One of his research projects began when he noticed a negative trend that followed a cyclical pattern. “Close to elections, I observed that the performance of state-owned utilities tends to go down.” said Inoue.  Upon closer investigation, he also discovered a spike in employment in election years, which seems to indicate that governments were boosting employment numbers to bolster their re-election chances. “Sometimes they are political supporters, sometimes they’re family and friends. So, you’re pushing employment in these firms while you’re not seeing any benefits in terms of service delivery.”

In his strategic business courses at Gies, Inoue hopes to help students make these kinds of connections and understand the broad implications of every business decision. “It’s not just about looking at profits, but looking at other social outcomes as well, thinking about access to clean water, or access to healthcare and thinking about how firms shape the trajectory of their workers over time.”

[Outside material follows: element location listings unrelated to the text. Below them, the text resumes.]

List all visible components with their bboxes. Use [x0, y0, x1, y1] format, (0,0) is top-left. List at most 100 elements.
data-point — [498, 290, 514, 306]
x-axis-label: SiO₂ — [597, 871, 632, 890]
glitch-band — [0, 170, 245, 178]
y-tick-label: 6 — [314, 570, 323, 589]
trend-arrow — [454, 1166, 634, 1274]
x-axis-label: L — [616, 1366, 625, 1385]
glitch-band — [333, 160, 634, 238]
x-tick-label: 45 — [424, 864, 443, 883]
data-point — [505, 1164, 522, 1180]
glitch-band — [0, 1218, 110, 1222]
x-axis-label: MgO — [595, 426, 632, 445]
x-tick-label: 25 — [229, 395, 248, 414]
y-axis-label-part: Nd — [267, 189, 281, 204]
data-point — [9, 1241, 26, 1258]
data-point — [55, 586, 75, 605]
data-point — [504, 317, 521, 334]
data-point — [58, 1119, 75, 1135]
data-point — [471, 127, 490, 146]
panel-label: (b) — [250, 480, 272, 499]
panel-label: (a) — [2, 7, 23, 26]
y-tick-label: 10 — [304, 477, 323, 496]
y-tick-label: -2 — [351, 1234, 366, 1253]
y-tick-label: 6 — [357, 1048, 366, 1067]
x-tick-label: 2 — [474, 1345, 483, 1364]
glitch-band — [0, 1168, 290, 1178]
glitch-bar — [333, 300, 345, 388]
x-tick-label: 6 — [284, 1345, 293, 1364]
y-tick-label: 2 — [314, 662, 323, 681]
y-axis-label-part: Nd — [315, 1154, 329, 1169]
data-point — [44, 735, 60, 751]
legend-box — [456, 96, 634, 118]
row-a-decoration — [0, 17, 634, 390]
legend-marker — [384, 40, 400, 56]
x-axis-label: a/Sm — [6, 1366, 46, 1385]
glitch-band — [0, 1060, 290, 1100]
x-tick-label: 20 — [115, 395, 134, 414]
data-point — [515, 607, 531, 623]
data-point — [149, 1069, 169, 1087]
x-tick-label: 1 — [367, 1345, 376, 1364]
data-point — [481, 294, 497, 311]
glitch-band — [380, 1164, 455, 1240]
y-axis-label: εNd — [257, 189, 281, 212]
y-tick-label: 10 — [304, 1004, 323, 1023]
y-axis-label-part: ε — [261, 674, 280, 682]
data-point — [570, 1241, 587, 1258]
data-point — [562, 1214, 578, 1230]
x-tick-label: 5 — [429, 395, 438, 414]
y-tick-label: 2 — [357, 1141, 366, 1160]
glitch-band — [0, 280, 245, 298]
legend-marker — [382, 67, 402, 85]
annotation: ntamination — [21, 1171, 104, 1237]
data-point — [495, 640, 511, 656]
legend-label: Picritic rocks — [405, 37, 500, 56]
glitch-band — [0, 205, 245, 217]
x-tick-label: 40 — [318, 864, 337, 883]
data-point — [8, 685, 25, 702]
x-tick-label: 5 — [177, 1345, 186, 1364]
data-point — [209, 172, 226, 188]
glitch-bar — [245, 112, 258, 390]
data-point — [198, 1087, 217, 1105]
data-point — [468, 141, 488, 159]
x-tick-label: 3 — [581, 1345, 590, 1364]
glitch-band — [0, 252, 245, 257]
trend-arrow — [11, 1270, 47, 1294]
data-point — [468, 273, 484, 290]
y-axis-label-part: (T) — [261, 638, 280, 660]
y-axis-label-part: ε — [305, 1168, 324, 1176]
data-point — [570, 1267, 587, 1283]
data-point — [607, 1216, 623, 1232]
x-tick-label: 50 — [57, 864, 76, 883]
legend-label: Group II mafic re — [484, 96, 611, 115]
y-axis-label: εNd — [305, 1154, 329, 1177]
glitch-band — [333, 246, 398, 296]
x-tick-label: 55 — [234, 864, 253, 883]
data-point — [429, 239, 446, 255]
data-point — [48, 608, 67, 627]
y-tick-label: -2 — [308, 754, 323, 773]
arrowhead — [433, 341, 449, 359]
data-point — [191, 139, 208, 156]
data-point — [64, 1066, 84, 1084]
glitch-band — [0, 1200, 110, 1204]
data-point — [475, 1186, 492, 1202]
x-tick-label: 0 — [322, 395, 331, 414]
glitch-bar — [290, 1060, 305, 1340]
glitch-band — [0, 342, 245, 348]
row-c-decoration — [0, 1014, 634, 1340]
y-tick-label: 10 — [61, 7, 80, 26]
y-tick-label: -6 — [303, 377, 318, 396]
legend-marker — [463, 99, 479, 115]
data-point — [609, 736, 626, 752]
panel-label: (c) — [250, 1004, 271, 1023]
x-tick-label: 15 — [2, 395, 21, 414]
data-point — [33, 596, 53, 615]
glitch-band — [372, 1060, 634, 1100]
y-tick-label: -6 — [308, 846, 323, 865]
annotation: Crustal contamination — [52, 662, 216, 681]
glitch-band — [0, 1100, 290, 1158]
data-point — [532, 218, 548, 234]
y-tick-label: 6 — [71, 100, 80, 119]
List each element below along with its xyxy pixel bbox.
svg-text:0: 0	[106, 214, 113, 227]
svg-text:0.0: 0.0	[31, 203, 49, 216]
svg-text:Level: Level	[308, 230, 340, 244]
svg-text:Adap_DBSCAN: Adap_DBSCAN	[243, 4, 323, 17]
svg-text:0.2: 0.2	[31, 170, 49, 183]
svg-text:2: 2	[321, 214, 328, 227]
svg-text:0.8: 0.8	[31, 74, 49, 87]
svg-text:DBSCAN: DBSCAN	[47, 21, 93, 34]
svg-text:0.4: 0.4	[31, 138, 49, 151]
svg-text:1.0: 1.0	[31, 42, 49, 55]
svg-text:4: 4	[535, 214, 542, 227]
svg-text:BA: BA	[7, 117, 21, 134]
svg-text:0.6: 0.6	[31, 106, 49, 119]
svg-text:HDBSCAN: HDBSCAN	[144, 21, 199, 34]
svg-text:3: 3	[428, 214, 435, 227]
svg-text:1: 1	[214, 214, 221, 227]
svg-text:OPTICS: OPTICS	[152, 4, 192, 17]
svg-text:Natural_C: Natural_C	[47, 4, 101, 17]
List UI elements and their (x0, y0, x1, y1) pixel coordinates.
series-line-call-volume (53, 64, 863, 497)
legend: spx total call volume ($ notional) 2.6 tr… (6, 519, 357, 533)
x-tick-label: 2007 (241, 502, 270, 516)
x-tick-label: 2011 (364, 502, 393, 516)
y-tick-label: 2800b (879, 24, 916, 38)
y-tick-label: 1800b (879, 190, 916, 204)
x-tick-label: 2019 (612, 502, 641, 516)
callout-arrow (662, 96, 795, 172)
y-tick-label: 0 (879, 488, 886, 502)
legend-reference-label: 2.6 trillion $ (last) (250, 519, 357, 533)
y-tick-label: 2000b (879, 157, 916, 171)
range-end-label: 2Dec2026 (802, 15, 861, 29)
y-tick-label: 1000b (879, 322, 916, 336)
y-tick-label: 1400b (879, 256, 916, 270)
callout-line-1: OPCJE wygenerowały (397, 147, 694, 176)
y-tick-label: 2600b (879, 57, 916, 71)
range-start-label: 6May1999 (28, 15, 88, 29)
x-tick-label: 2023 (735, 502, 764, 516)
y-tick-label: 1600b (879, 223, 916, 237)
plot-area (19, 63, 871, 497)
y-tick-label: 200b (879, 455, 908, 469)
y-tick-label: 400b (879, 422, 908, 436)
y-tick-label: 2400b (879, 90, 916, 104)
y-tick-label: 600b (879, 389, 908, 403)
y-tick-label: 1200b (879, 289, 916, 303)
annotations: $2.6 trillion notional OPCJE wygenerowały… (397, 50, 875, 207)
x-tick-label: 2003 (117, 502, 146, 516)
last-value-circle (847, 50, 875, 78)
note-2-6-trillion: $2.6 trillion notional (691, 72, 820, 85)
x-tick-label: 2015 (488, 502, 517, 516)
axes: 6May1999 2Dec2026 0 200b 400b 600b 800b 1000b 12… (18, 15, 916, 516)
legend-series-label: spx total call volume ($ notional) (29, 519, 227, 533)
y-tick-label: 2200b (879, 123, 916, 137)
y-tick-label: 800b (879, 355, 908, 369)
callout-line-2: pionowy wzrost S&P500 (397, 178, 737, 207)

Inoue, who recently completed a PhD in strategic management at the University of Toronto’s Rotman School of Management says he was drawn to Gies both by its reputation and the opportunities it affords. And he looks forward to being part of the faculty training the next generation of business leaders.  

“I think what I bring to Gies is this excitement and energy to work on what I think are important questions — not only important questions for society, but actually questions in which the field of strategic business management can help address some of these challenges,” said Inoue. “I want students to develop a sense that they can have a structural impact on society, whatever sector or industry they decide to pursue.”